There was a trippy knocking sound in this dance-hall song, like an echoing submarine sonar noise, that was spacier for the subwoofer and thousand-dollar equalizer Joon-sup had recently installed in his van. He frowned at a red light on his dashboard that flickered on and off, thought he recognized the burrito maker standing outside Amigas Burrito, accelerated and worried about his lack of loan collateral, cursed his Asian hair for being so difficult to dreadlock, and figured that the picture of his “intended” would look nothing like she did in real life, that it would be doctored into the realm of fantasy. One of his old school friends worked in a photography studio in Pusan where ninety percent of the customers were women insisting that the studio airbrush to the extent of reconfiguring noses and lightening skin colors and trimming neck widths. Marriage was such a desperate business in South Korea, and what was Joon-sup supposed to do, see the picture and flip and—
Joon-sup snapped to attention. A man was standing in the middle of the road on the outskirts of Eureka, directly in front of Joon-sup’s van traveling at 42 mph. The guy was maybe three seconds away, meaning that Joon-sup couldn’t possibly stop in time, though he slammed on the brakes reflexively as a low scream got stuck in his throat. The man had appeared from out of nowhere, with his legs spread apart like he was about to draw in a shootout. Joon-sup thought, in a spasm of fear, Holy fuck I am going to hit this guy and braced himself for the impact, tensed and skidding and seeing everything in slow motion. His white knuckles on his enormous steering wheel, involuntarily closing his eyes and—
Nothing happened. No kerchunk and smashed metal and street-smeared pedestrian. Joon-sup was merely slowing to a stop just past Kinko’s and a shoe store and a veterinary clinic, beyond the place in the road where the man had stood. Cars honked as they swerved around his parked van. Joon-sup craned his neck in every direction and then looked at the reefer in his hand. He’d had a hallucination.
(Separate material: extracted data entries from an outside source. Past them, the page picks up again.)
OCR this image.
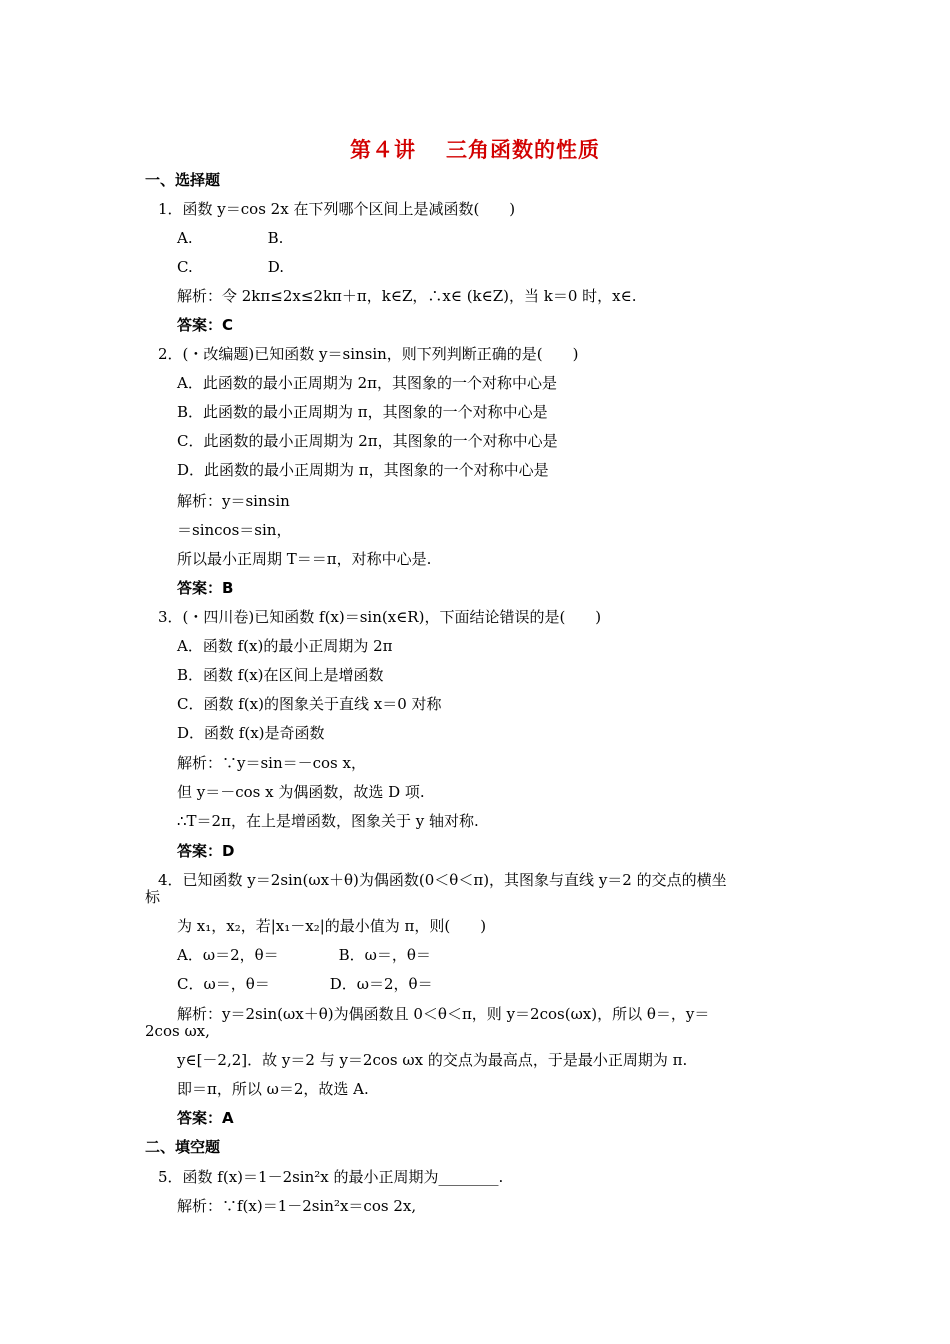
第４讲 三角函数的性质
一、选择题
1．函数 y＝cos 2x 在下列哪个区间上是减函数(　　)
A.　　　　　B.
C.　　　　　D.
解析：令 2kπ≤2x≤2kπ＋π，k∈Z，∴x∈ (k∈Z)，当 k＝0 时，x∈.
答案：C
2．(・改编题)已知函数 y＝sinsin，则下列判断正确的是(　　)
A．此函数的最小正周期为 2π，其图象的一个对称中心是
B．此函数的最小正周期为 π，其图象的一个对称中心是
C．此函数的最小正周期为 2π，其图象的一个对称中心是
D．此函数的最小正周期为 π，其图象的一个对称中心是
解析：y＝sinsin
＝sincos＝sin，
所以最小正周期 T＝＝π，对称中心是.
答案：B
3．(・四川卷)已知函数 f(x)＝sin(x∈R)，下面结论错误的是(　　)
A．函数 f(x)的最小正周期为 2π
B．函数 f(x)在区间上是增函数
C．函数 f(x)的图象关于直线 x＝0 对称
D．函数 f(x)是奇函数
解析：∵y＝sin＝－cos x，
但 y＝－cos x 为偶函数，故选 D 项.
∴T＝2π，在上是增函数，图象关于 y 轴对称.
答案：D
4．已知函数 y＝2sin(ωx＋θ)为偶函数(0＜θ＜π)，其图象与直线 y＝2 的交点的横坐
标
为 x₁，x₂，若|x₁－x₂|的最小值为 π，则(　　)
A．ω＝2，θ＝　　　　B．ω＝，θ＝
C．ω＝，θ＝　　　　D．ω＝2，θ＝
解析：y＝2sin(ωx＋θ)为偶函数且 0＜θ＜π，则 y＝2cos(ωx)，所以 θ＝，y＝
2cos ωx,
y∈[－2,2]．故 y＝2 与 y＝2cos ωx 的交点为最高点，于是最小正周期为 π.
即＝π，所以 ω＝2，故选 A.
答案：A
二、填空题
5．函数 f(x)＝1－2sin²x 的最小正周期为________.
解析：∵f(x)＝1－2sin²x＝cos 2x,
With his Gatling-gun heart going rat-a-tat-tat, Joon-sup shifted into gear and sped up onto the highway. He had to be cool, be cool. Cars continued to gust by and a highway patrol vehicle got a good look at him. Feeling the police stare, Joon-sup looked straight ahead and finally reached the speed limit and tried to seem unconcerned with the fact that he was holding a marijuana cigarette in plain view. It was only a cigar and Joon-sup was just a conscientious driver. But normal people looked around when they drove, so he made some natural-seeming head turns and saw the face of the highway patrolwoman, a Laotian in a flat-topped police hat. He smiled and made a little bow with his chin. She slitted her eyes and moved on.